Lord, forgive me for the words I've spoken too quickly — promises made in emotion that my life hasn't backed up. Teach me to mean what I say and say what I mean, and give me the courage to be slow to vow and genuinely faithful when I do. Amen.

Reflection

We've all been there — the 3 AM bargain struck with God while waiting on test results, the desperate promise made in a hospital hallway, the enthusiastic pledge spoken in the glow of a worship service that evaporates by Tuesday morning. Ancient Israel treated vows with the gravity of a legal contract. You said it; now you owe it.
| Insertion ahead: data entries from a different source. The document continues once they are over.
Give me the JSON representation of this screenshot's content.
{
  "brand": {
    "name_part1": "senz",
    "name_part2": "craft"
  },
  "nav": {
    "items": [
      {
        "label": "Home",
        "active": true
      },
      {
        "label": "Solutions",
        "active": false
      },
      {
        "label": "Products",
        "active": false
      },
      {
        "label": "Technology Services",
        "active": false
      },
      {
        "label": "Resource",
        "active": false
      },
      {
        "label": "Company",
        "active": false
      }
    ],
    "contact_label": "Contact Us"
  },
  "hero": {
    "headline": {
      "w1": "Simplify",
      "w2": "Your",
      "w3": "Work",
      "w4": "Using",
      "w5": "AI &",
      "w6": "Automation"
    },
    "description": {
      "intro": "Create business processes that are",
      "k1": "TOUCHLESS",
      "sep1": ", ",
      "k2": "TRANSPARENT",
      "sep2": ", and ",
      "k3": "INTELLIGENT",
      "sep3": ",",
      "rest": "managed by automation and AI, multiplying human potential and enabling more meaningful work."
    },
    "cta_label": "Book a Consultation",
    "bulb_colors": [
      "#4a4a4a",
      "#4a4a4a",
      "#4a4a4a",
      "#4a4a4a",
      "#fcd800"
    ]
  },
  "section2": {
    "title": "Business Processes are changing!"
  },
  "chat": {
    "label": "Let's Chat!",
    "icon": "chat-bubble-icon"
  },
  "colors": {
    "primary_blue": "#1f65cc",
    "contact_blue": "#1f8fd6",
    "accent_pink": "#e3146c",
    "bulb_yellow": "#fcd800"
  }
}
This proverb doesn't call vows bad — it calls careless vows a trap, and that's a critically different thing. The invitation here isn't to stop making commitments. It's to honor words enough to mean them before you say them. Think about the promises sitting on your lips right now — to God, to people you love, to yourself. Have you actually counted the cost? Real integrity doesn't begin when you keep a promise. It begins before the words leave your mouth.

Discussion Questions

1

What does this proverb reveal about how seriously ancient Israelites treated the relationship between spoken words and personal commitment?

2

Can you think of a vow or promise you made — to God or to someone else — without fully thinking it through? What did following through on it (or not) cost you?

3

Does the fear of making a rash promise ever lead people to avoid commitment altogether? Is that the right response, or does it create its own kind of trap?

4

How does your track record with promises — kept or broken — shape the level of trust people are willing to place in you?

5

What is one commitment in your life right now that you need to either fully own and follow through on, or honestly and humbly reassess?